Reader omegatron came back with another shocking instance of a pie chart:
Here is the link to the AVERT organization in the U.K. that published the chart and several others.
For the umpteenth time, the pie chart plots proportions. All proportions are percentages but some percentages are not proportions. The data here would appear to be "rate of diagnosis" rather than proportion of diagnoses by age.
The data came from Table 3a of this CDC report (link), and they are clearly labelled "Rate". The footnote even disclosed that the "Rate" is measured per 100,000 people so they are being mislabeled as percentages.
Let's summarize. The percentages add up to much more than 100%, they are clearly not proportions, they are not even percentages, they are rates per 100,000.
omegatron even got confused by the colors. You'd think that the slices would be arranged by age group but no! The order of the slices is by size of the pie slices, with one exception--the lime green slice of 11.4%, which I cannot explain. In practice, this means the order goes from Under 13 to 13-14 to Over 65 to 60-64 to 50-54, etc.
A smarter use of color here would be to stick to one color while varying the tinge acccording to the rate of diagnosis. Using 13 colors for 13 age groups is distracting.
Here is the same data using a column chart:
As a teacher, it's shocking that such pie charts continue to see the light of day. It's very disappointing, as I'd assume every teacher who teaches the pie chart will have pointed out the pitfalls. Why is this happening?

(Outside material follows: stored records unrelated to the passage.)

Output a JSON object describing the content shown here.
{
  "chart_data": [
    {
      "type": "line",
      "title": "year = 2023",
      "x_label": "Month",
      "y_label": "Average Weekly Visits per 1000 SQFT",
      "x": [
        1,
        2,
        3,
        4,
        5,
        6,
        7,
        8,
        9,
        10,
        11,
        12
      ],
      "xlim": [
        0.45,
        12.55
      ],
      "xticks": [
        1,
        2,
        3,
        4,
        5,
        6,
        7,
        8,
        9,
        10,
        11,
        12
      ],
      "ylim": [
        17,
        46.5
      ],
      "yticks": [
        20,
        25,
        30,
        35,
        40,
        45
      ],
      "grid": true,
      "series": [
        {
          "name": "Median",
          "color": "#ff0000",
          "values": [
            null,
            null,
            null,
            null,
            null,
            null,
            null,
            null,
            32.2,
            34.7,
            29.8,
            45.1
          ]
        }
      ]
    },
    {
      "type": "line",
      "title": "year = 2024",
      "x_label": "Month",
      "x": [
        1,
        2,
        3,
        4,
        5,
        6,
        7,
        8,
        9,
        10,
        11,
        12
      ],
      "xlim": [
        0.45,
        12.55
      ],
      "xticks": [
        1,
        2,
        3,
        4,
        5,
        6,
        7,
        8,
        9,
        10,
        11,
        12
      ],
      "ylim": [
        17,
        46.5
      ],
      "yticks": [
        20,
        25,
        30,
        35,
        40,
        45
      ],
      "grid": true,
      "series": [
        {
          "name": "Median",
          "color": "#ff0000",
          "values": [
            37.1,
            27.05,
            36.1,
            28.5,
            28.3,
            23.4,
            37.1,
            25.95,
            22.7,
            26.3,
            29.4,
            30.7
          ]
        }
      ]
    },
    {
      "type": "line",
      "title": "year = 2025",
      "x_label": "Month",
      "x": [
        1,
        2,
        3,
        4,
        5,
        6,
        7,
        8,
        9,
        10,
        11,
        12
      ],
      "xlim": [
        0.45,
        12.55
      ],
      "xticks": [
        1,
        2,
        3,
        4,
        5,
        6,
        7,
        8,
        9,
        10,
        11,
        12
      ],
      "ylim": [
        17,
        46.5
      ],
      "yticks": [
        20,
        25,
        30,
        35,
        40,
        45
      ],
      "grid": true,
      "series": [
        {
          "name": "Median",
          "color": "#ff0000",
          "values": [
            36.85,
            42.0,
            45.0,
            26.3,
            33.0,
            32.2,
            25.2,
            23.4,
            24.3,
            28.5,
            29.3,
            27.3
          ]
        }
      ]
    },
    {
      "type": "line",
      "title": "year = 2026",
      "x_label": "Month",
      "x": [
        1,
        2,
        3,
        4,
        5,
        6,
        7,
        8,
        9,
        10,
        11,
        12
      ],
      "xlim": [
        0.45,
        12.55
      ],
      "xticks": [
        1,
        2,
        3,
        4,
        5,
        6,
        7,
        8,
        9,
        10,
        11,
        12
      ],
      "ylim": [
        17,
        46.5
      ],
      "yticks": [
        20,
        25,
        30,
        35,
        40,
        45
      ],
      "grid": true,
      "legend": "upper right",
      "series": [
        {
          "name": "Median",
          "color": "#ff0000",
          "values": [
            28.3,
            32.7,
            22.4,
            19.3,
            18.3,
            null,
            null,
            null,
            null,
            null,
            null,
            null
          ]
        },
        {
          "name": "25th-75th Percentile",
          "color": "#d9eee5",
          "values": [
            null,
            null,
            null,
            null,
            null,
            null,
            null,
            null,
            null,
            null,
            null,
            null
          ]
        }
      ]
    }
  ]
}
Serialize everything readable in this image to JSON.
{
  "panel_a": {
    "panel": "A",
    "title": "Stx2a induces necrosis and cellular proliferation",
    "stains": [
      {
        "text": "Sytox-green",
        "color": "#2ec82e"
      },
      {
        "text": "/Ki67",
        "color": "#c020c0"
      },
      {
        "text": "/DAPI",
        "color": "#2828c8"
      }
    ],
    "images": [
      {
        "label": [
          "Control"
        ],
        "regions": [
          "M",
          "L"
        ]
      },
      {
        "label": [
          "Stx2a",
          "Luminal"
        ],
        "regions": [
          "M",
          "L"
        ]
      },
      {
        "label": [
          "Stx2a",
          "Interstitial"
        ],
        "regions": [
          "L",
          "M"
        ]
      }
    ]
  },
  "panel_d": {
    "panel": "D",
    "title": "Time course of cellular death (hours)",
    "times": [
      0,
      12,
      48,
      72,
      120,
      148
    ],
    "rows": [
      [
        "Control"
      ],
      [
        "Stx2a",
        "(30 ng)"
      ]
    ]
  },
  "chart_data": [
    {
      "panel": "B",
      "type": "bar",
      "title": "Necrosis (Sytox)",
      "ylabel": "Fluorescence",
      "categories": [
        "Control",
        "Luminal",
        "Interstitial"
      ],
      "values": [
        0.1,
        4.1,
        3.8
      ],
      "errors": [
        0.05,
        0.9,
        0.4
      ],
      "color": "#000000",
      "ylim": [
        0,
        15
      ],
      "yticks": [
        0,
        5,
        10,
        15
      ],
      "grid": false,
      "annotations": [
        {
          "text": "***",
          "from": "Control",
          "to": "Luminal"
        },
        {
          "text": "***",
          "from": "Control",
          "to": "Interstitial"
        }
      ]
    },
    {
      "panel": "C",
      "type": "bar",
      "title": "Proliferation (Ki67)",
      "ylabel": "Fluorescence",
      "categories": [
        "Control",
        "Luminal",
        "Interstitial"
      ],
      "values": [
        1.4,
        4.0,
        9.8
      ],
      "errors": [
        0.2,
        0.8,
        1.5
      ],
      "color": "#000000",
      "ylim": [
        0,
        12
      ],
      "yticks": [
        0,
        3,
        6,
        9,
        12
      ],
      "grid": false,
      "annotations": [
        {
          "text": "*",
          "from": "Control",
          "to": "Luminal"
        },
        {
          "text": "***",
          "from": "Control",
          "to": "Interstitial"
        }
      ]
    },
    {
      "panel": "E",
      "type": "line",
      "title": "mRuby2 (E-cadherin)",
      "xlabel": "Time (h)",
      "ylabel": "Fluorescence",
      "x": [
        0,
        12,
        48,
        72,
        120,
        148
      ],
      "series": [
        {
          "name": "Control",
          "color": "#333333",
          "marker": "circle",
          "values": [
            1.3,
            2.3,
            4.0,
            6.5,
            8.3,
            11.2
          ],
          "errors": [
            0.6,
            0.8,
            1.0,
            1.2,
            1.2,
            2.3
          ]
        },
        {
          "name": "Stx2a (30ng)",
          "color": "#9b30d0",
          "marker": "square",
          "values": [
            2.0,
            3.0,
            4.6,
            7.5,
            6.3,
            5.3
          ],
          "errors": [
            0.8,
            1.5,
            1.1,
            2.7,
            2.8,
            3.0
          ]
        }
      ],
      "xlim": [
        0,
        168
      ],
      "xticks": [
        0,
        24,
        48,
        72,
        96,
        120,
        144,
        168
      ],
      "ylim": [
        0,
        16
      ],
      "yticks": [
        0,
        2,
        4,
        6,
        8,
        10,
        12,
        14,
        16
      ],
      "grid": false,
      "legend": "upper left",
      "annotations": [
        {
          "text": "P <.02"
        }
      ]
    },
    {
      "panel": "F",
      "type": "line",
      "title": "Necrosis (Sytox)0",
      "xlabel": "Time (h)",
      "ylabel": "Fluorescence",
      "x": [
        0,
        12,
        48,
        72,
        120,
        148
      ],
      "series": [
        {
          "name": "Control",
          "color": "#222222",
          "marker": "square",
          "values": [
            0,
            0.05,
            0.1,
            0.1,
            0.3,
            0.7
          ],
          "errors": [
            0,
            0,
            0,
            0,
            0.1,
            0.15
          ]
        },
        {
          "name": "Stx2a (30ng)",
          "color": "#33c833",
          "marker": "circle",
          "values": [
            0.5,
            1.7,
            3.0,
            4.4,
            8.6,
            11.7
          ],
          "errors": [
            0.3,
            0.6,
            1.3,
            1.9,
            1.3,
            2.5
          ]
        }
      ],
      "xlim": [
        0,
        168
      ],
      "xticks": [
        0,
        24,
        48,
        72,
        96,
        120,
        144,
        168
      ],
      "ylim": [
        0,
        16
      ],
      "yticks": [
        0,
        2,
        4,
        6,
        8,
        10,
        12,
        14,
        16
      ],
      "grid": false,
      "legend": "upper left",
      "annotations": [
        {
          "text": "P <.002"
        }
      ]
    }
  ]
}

With this chart, I'm mostly baffled by the top corner of the Trifecta Checkup. What is the point of this data? If I understand the "per 100,000 population" definition, these rates are computed as the number of diagnosed divided by the population in each age group. So the diagnosis rate is a function of how many people in each age group are actually infected, and how effective is the diagnosis procedures, and whether that effectiveness varies with age. Plus, the completeness of reporting by age group (the footnote acknowledged that the mathematical model does not account for incomplete reporting. To call a spade a spade, that means the model assumes complete reporting.)
The rate of diagnosis can be low because the rate of infection is low or the proportion of the infected who gets diagnosed is low. I just can't conceive of a use of data that confound these factors.
A time series treatment would be interesting althought that addresses a different question.